Filed under Fiction, Harrower Elizabeth

13 responses to “The Catherine Wheel: Elizabeth Harrower

  1. Ah, another sinister tale set in a boarding-house to recommend to Jacqui – she seems to be making a list of those at the moment… The law of the jungle of relationships, one might say: dominate or be dominated… Sadly all too true in some cases I can think of.

  2. I didn’t know she was doing that, but this is a perfect entry to her collection. Yes I think you’re right, the law of the jungle applies here.

  3. Thank you for this insightful review. I’ve always found much food for thought in Elizabeth Harrower, though, like you, I’ve wanted her characters to break out in some way. It’s an interesting question whether we, as readers, look for a novel to say something new. I don’t think I do.

    • This is the third Harrower I’ve read and she depicts some depressing relationships. But it’s the persistent erosion of one personality on another she seems to depict so well.

  4. I had the same thought as Dorothy. I think I want novels to say things in a new way, but not necessarily new things. How many new things are there, after all?

    • Yes and every author has their own style and their own take on things.

      • A propos of this conversation, I came across this in a very good essay in The Nation, a quote from James Wood:
        “ Great writers extend our capacity for “serious noticing,” Wood says. We learn to look more closely at our world by reading artful descriptions of fictional worlds.

  5. She sounds like an author I’d like. I find it quite realistic that a character like Clem would be “infected” by someone like Christian. You sometimes see couples like that. One’s boring and passive, while the other’s on the brink of psychosis almost. Some sort of co-dependecy.

    • Clem gets something out of the relationship–excitement I think, and she finds Christian attractive. You’d like Harrower, I think Caroline. I have another one here of hers to get to. She hasn’t written a great many novels which is a shame.

      And I know what you mean about couples who seem mis-matched.

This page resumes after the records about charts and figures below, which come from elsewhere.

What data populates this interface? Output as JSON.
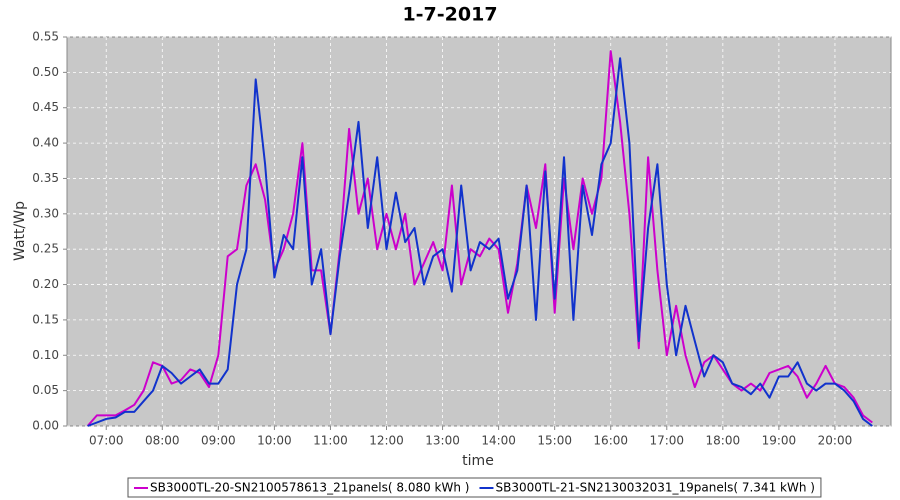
{
  "chart_data": {
    "type": "line",
    "title": "1-7-2017",
    "xlabel": "time",
    "ylabel": "Watt/Wp",
    "x": [
      400,
      410,
      420,
      430,
      440,
      450,
      460,
      470,
      480,
      490,
      500,
      510,
      520,
      530,
      540,
      550,
      560,
      570,
      580,
      590,
      600,
      610,
      620,
      630,
      640,
      650,
      660,
      670,
      680,
      690,
      700,
      710,
      720,
      730,
      740,
      750,
      760,
      770,
      780,
      790,
      800,
      810,
      820,
      830,
      840,
      850,
      860,
      870,
      880,
      890,
      900,
      910,
      920,
      930,
      940,
      950,
      960,
      970,
      980,
      990,
      1000,
      1010,
      1020,
      1030,
      1040,
      1050,
      1060,
      1070,
      1080,
      1090,
      1100,
      1110,
      1120,
      1130,
      1140,
      1150,
      1160,
      1170,
      1180,
      1190,
      1200,
      1210,
      1220,
      1230,
      1240
    ],
    "series": [
      {
        "name": "SB3000TL-20-SN2100578613_21panels( 8.080 kWh )",
        "color": "#cc00cc",
        "values": [
          0.0,
          0.015,
          0.015,
          0.015,
          0.022,
          0.03,
          0.05,
          0.09,
          0.085,
          0.06,
          0.065,
          0.08,
          0.075,
          0.055,
          0.1,
          0.24,
          0.25,
          0.34,
          0.37,
          0.32,
          0.22,
          0.25,
          0.3,
          0.4,
          0.22,
          0.22,
          0.13,
          0.25,
          0.42,
          0.3,
          0.35,
          0.25,
          0.3,
          0.25,
          0.3,
          0.2,
          0.23,
          0.26,
          0.22,
          0.34,
          0.2,
          0.25,
          0.24,
          0.265,
          0.25,
          0.16,
          0.23,
          0.34,
          0.28,
          0.37,
          0.16,
          0.35,
          0.25,
          0.35,
          0.3,
          0.35,
          0.53,
          0.43,
          0.3,
          0.11,
          0.38,
          0.22,
          0.1,
          0.17,
          0.1,
          0.055,
          0.09,
          0.1,
          0.08,
          0.06,
          0.05,
          0.06,
          0.05,
          0.075,
          0.08,
          0.085,
          0.07,
          0.04,
          0.06,
          0.085,
          0.06,
          0.055,
          0.04,
          0.015,
          0.005
        ]
      },
      {
        "name": "SB3000TL-21-SN2130032031_19panels( 7.341 kWh )",
        "color": "#1133cc",
        "values": [
          0.0,
          0.005,
          0.01,
          0.012,
          0.02,
          0.02,
          0.035,
          0.05,
          0.085,
          0.075,
          0.06,
          0.07,
          0.08,
          0.06,
          0.06,
          0.08,
          0.2,
          0.25,
          0.49,
          0.37,
          0.21,
          0.27,
          0.25,
          0.38,
          0.2,
          0.25,
          0.13,
          0.24,
          0.33,
          0.43,
          0.28,
          0.38,
          0.25,
          0.33,
          0.26,
          0.28,
          0.2,
          0.24,
          0.25,
          0.19,
          0.34,
          0.22,
          0.26,
          0.25,
          0.265,
          0.18,
          0.22,
          0.34,
          0.15,
          0.36,
          0.18,
          0.38,
          0.15,
          0.34,
          0.27,
          0.37,
          0.4,
          0.52,
          0.4,
          0.12,
          0.28,
          0.37,
          0.2,
          0.1,
          0.17,
          0.12,
          0.07,
          0.1,
          0.09,
          0.06,
          0.055,
          0.045,
          0.06,
          0.04,
          0.07,
          0.07,
          0.09,
          0.06,
          0.05,
          0.06,
          0.06,
          0.05,
          0.035,
          0.01,
          0.0
        ]
      }
    ],
    "xlim": [
      378,
      1260
    ],
    "ylim": [
      0,
      0.55
    ],
    "xticks": [
      {
        "value": 420,
        "label": "07:00"
      },
      {
        "value": 480,
        "label": "08:00"
      },
      {
        "value": 540,
        "label": "09:00"
      },
      {
        "value": 600,
        "label": "10:00"
      },
      {
        "value": 660,
        "label": "11:00"
      },
      {
        "value": 720,
        "label": "12:00"
      },
      {
        "value": 780,
        "label": "13:00"
      },
      {
        "value": 840,
        "label": "14:00"
      },
      {
        "value": 900,
        "label": "15:00"
      },
      {
        "value": 960,
        "label": "16:00"
      },
      {
        "value": 1020,
        "label": "17:00"
      },
      {
        "value": 1080,
        "label": "18:00"
      },
      {
        "value": 1140,
        "label": "19:00"
      },
      {
        "value": 1200,
        "label": "20:00"
      }
    ],
    "yticks": [
      {
        "value": 0,
        "label": "0.00"
      },
      0.05,
      {
        "value": 0.1,
        "label": "0.10"
      },
      0.15,
      {
        "value": 0.2,
        "label": "0.20"
      },
      0.25,
      {
        "value": 0.3,
        "label": "0.30"
      },
      0.35,
      {
        "value": 0.4,
        "label": "0.40"
      },
      0.45,
      {
        "value": 0.5,
        "label": "0.50"
      },
      0.55
    ],
    "grid": true
  }
}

Sometimes I’ll meet one half of the pair (seems normal and rational) and then I meet the other half–a total nutjob and I wonder what is going on…

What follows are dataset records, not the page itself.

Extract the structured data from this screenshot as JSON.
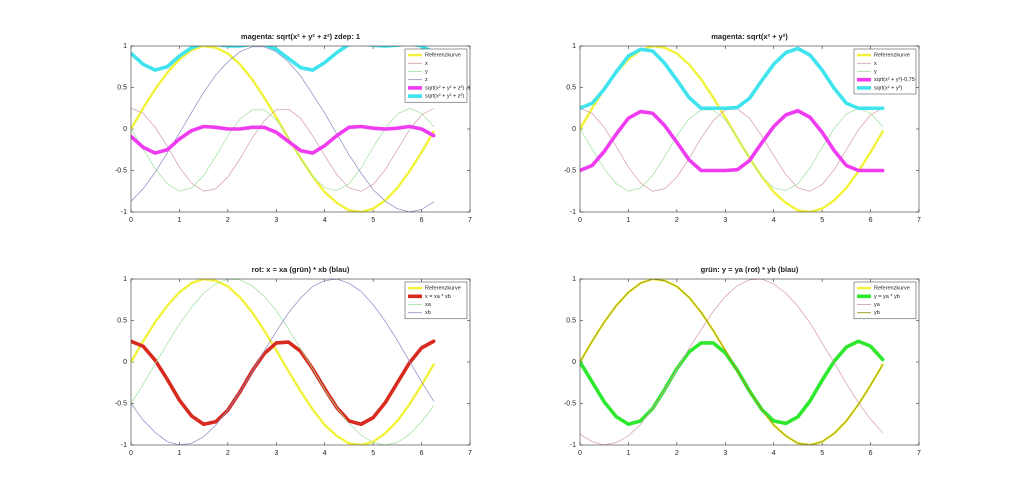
{
  "chart_data": [
    {
      "type": "line",
      "title": "magenta: sqrt(x² + y² + z²) zdep: 1",
      "legend": "northeast",
      "x": [
        0,
        0.25,
        0.5,
        0.75,
        1,
        1.25,
        1.5,
        1.75,
        2,
        2.25,
        2.5,
        2.75,
        3,
        3.25,
        3.5,
        3.75,
        4,
        4.25,
        4.5,
        4.75,
        5,
        5.25,
        5.5,
        5.75,
        6,
        6.25
      ],
      "xlim": [
        0,
        7
      ],
      "xticks": [
        0,
        1,
        2,
        3,
        4,
        5,
        6,
        7
      ],
      "ylim": [
        -1,
        1
      ],
      "yticks": [
        -1,
        -0.5,
        0,
        0.5,
        1
      ],
      "series": [
        {
          "name": "Referenzkurve",
          "color": "#f2f23a",
          "values": [
            0,
            0.25,
            0.48,
            0.68,
            0.84,
            0.95,
            1.0,
            0.98,
            0.91,
            0.78,
            0.6,
            0.38,
            0.14,
            -0.11,
            -0.35,
            -0.57,
            -0.76,
            -0.89,
            -0.98,
            -1.0,
            -0.96,
            -0.86,
            -0.71,
            -0.51,
            -0.28,
            -0.03
          ]
        },
        {
          "name": "x",
          "color": "#d49aa8",
          "values": [
            0.25,
            0.19,
            0.02,
            -0.21,
            -0.46,
            -0.65,
            -0.75,
            -0.72,
            -0.58,
            -0.36,
            -0.11,
            0.1,
            0.23,
            0.24,
            0.13,
            -0.08,
            -0.32,
            -0.55,
            -0.71,
            -0.75,
            -0.67,
            -0.49,
            -0.25,
            -0.01,
            0.17,
            0.25
          ]
        },
        {
          "name": "y",
          "color": "#9ee09e",
          "values": [
            0,
            -0.24,
            -0.48,
            -0.66,
            -0.75,
            -0.71,
            -0.56,
            -0.33,
            -0.08,
            0.12,
            0.23,
            0.23,
            0.11,
            -0.1,
            -0.35,
            -0.57,
            -0.71,
            -0.74,
            -0.66,
            -0.47,
            -0.22,
            0.01,
            0.18,
            0.25,
            0.19,
            0.03
          ]
        },
        {
          "name": "z",
          "color": "#8a8ac4",
          "values": [
            -0.87,
            -0.72,
            -0.52,
            -0.29,
            -0.05,
            0.2,
            0.44,
            0.65,
            0.81,
            0.93,
            0.99,
            0.99,
            0.93,
            0.81,
            0.64,
            0.42,
            0.19,
            -0.06,
            -0.31,
            -0.53,
            -0.73,
            -0.87,
            -0.96,
            -1.0,
            -0.97,
            -0.88
          ]
        },
        {
          "name": "sqrt(x² + y² + z²) -1",
          "color": "#f03cf0",
          "values": [
            -0.09,
            -0.22,
            -0.29,
            -0.25,
            -0.12,
            -0.02,
            0.03,
            0.02,
            0.0,
            0.0,
            0.02,
            0.02,
            -0.04,
            -0.15,
            -0.26,
            -0.29,
            -0.2,
            -0.08,
            0.02,
            0.03,
            0.01,
            0.0,
            0.01,
            0.03,
            0.0,
            -0.08
          ]
        },
        {
          "name": "sqrt(x² + y² + z²)",
          "color": "#40e4ee",
          "values": [
            0.91,
            0.78,
            0.71,
            0.75,
            0.88,
            0.98,
            1.03,
            1.02,
            1.0,
            1.0,
            1.02,
            1.02,
            0.96,
            0.85,
            0.74,
            0.71,
            0.8,
            0.92,
            1.02,
            1.03,
            1.01,
            1.0,
            1.01,
            1.03,
            1.0,
            0.92
          ]
        }
      ]
    },
    {
      "type": "line",
      "title": "magenta: sqrt(x² + y²)",
      "legend": "northeast",
      "x": [
        0,
        0.25,
        0.5,
        0.75,
        1,
        1.25,
        1.5,
        1.75,
        2,
        2.25,
        2.5,
        2.75,
        3,
        3.25,
        3.5,
        3.75,
        4,
        4.25,
        4.5,
        4.75,
        5,
        5.25,
        5.5,
        5.75,
        6,
        6.25
      ],
      "xlim": [
        0,
        7
      ],
      "xticks": [
        0,
        1,
        2,
        3,
        4,
        5,
        6,
        7
      ],
      "ylim": [
        -1,
        1
      ],
      "yticks": [
        -1,
        -0.5,
        0,
        0.5,
        1
      ],
      "series": [
        {
          "name": "Referenzkurve",
          "color": "#f2f23a",
          "values": [
            0,
            0.25,
            0.48,
            0.68,
            0.84,
            0.95,
            1.0,
            0.98,
            0.91,
            0.78,
            0.6,
            0.38,
            0.14,
            -0.11,
            -0.35,
            -0.57,
            -0.76,
            -0.89,
            -0.98,
            -1.0,
            -0.96,
            -0.86,
            -0.71,
            -0.51,
            -0.28,
            -0.03
          ]
        },
        {
          "name": "x",
          "color": "#d49aa8",
          "values": [
            0.25,
            0.19,
            0.02,
            -0.21,
            -0.46,
            -0.65,
            -0.75,
            -0.72,
            -0.58,
            -0.36,
            -0.11,
            0.1,
            0.23,
            0.24,
            0.13,
            -0.08,
            -0.32,
            -0.55,
            -0.71,
            -0.75,
            -0.67,
            -0.49,
            -0.25,
            -0.01,
            0.17,
            0.25
          ]
        },
        {
          "name": "y",
          "color": "#9ee09e",
          "values": [
            0,
            -0.24,
            -0.48,
            -0.66,
            -0.75,
            -0.71,
            -0.56,
            -0.33,
            -0.08,
            0.12,
            0.23,
            0.23,
            0.11,
            -0.1,
            -0.35,
            -0.57,
            -0.71,
            -0.74,
            -0.66,
            -0.47,
            -0.22,
            0.01,
            0.18,
            0.25,
            0.19,
            0.03
          ]
        },
        {
          "name": "sqrt(x² + y²)-0,75",
          "color": "#f03cf0",
          "values": [
            -0.5,
            -0.44,
            -0.27,
            -0.06,
            0.13,
            0.21,
            0.19,
            0.04,
            -0.16,
            -0.37,
            -0.5,
            -0.5,
            -0.5,
            -0.49,
            -0.38,
            -0.17,
            0.03,
            0.17,
            0.22,
            0.14,
            -0.04,
            -0.26,
            -0.44,
            -0.5,
            -0.5,
            -0.5
          ]
        },
        {
          "name": "sqrt(x² + y²)",
          "color": "#40e4ee",
          "values": [
            0.25,
            0.31,
            0.48,
            0.69,
            0.88,
            0.96,
            0.94,
            0.79,
            0.59,
            0.38,
            0.25,
            0.25,
            0.25,
            0.26,
            0.37,
            0.58,
            0.78,
            0.92,
            0.97,
            0.89,
            0.71,
            0.49,
            0.31,
            0.25,
            0.25,
            0.25
          ]
        }
      ]
    },
    {
      "type": "line",
      "title": "rot: x = xa (grün) * xb (blau)",
      "legend": "northeast",
      "x": [
        0,
        0.25,
        0.5,
        0.75,
        1,
        1.25,
        1.5,
        1.75,
        2,
        2.25,
        2.5,
        2.75,
        3,
        3.25,
        3.5,
        3.75,
        4,
        4.25,
        4.5,
        4.75,
        5,
        5.25,
        5.5,
        5.75,
        6,
        6.25
      ],
      "xlim": [
        0,
        7
      ],
      "xticks": [
        0,
        1,
        2,
        3,
        4,
        5,
        6,
        7
      ],
      "ylim": [
        -1,
        1
      ],
      "yticks": [
        -1,
        -0.5,
        0,
        0.5,
        1
      ],
      "series": [
        {
          "name": "Referenzkurve",
          "color": "#f2f23a",
          "values": [
            0,
            0.25,
            0.48,
            0.68,
            0.84,
            0.95,
            1.0,
            0.98,
            0.91,
            0.78,
            0.6,
            0.38,
            0.14,
            -0.11,
            -0.35,
            -0.57,
            -0.76,
            -0.89,
            -0.98,
            -1.0,
            -0.96,
            -0.86,
            -0.71,
            -0.51,
            -0.28,
            -0.03
          ]
        },
        {
          "name": "x = xa * xb",
          "color": "#d82a1e",
          "values": [
            0.25,
            0.19,
            0.02,
            -0.21,
            -0.46,
            -0.65,
            -0.75,
            -0.72,
            -0.58,
            -0.36,
            -0.11,
            0.1,
            0.23,
            0.24,
            0.13,
            -0.08,
            -0.32,
            -0.55,
            -0.71,
            -0.75,
            -0.67,
            -0.49,
            -0.25,
            -0.01,
            0.17,
            0.25
          ]
        },
        {
          "name": "xa",
          "color": "#9ee09e",
          "values": [
            -0.5,
            -0.27,
            -0.02,
            0.22,
            0.46,
            0.66,
            0.83,
            0.94,
            1.0,
            0.99,
            0.92,
            0.79,
            0.62,
            0.4,
            0.16,
            -0.08,
            -0.33,
            -0.55,
            -0.74,
            -0.88,
            -0.97,
            -1.0,
            -0.97,
            -0.87,
            -0.72,
            -0.53
          ]
        },
        {
          "name": "xb",
          "color": "#8a8ac4",
          "values": [
            -0.5,
            -0.7,
            -0.85,
            -0.96,
            -1.0,
            -0.98,
            -0.9,
            -0.76,
            -0.58,
            -0.36,
            -0.12,
            0.13,
            0.37,
            0.59,
            0.77,
            0.91,
            0.98,
            1.0,
            0.95,
            0.85,
            0.69,
            0.49,
            0.26,
            0.01,
            -0.24,
            -0.47
          ]
        }
      ]
    },
    {
      "type": "line",
      "title": "grün: y = ya (rot) * yb (blau)",
      "legend": "northeast",
      "x": [
        0,
        0.25,
        0.5,
        0.75,
        1,
        1.25,
        1.5,
        1.75,
        2,
        2.25,
        2.5,
        2.75,
        3,
        3.25,
        3.5,
        3.75,
        4,
        4.25,
        4.5,
        4.75,
        5,
        5.25,
        5.5,
        5.75,
        6,
        6.25
      ],
      "xlim": [
        0,
        7
      ],
      "xticks": [
        0,
        1,
        2,
        3,
        4,
        5,
        6,
        7
      ],
      "ylim": [
        -1,
        1
      ],
      "yticks": [
        -1,
        -0.5,
        0,
        0.5,
        1
      ],
      "series": [
        {
          "name": "Referenzkurve",
          "color": "#f2f23a",
          "values": [
            0,
            0.25,
            0.48,
            0.68,
            0.84,
            0.95,
            1.0,
            0.98,
            0.91,
            0.78,
            0.6,
            0.38,
            0.14,
            -0.11,
            -0.35,
            -0.57,
            -0.76,
            -0.89,
            -0.98,
            -1.0,
            -0.96,
            -0.86,
            -0.71,
            -0.51,
            -0.28,
            -0.03
          ]
        },
        {
          "name": "y = ya * yb",
          "color": "#2ee82e",
          "values": [
            0,
            -0.24,
            -0.48,
            -0.66,
            -0.75,
            -0.71,
            -0.56,
            -0.33,
            -0.08,
            0.12,
            0.23,
            0.23,
            0.11,
            -0.1,
            -0.35,
            -0.57,
            -0.71,
            -0.74,
            -0.66,
            -0.47,
            -0.22,
            0.01,
            0.18,
            0.25,
            0.19,
            0.03
          ]
        },
        {
          "name": "ya",
          "color": "#d49aa8",
          "values": [
            -0.87,
            -0.96,
            -1.0,
            -0.97,
            -0.89,
            -0.75,
            -0.56,
            -0.34,
            -0.09,
            0.16,
            0.39,
            0.61,
            0.79,
            0.92,
            0.99,
            1.0,
            0.94,
            0.83,
            0.67,
            0.47,
            0.23,
            -0.01,
            -0.26,
            -0.49,
            -0.69,
            -0.85
          ]
        },
        {
          "name": "yb",
          "color": "#9a9a1c",
          "values": [
            0,
            0.25,
            0.48,
            0.68,
            0.84,
            0.95,
            1.0,
            0.98,
            0.91,
            0.78,
            0.6,
            0.38,
            0.14,
            -0.11,
            -0.35,
            -0.57,
            -0.76,
            -0.89,
            -0.98,
            -1.0,
            -0.96,
            -0.86,
            -0.71,
            -0.51,
            -0.28,
            -0.03
          ]
        }
      ]
    }
  ]
}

  6. The setting makes it oddly appealing, but I haven’t read The Watch Tower yet which must come first.

    It must be fairly good to have overcome your general aversion to passive protagonists, which I note was an issue here but not a fatal one.

  7. I’m still struggling with my aversion for passive characters but I see there’s hope for me. 🙂

    What does the title refer to? I’ve googled “Catherine Wheel” and I suppose it refers to torture but is that all?
    I don’t imagine there’s a twisted sense of humour about Christian not behaving in a Christian way and inflicting a figurative Catherine Wheel torture to someone named Clemency?

    • Max and Emma: It helped (w/the passive character thing) that I knew someone who engaged in a relationship that was self destructive. I was every bit as frustrated with the real person too.
      Catherine Wheel does seem to indicate torture, and it’s a slow torture for Clemency. The intro mentions the significance of the name.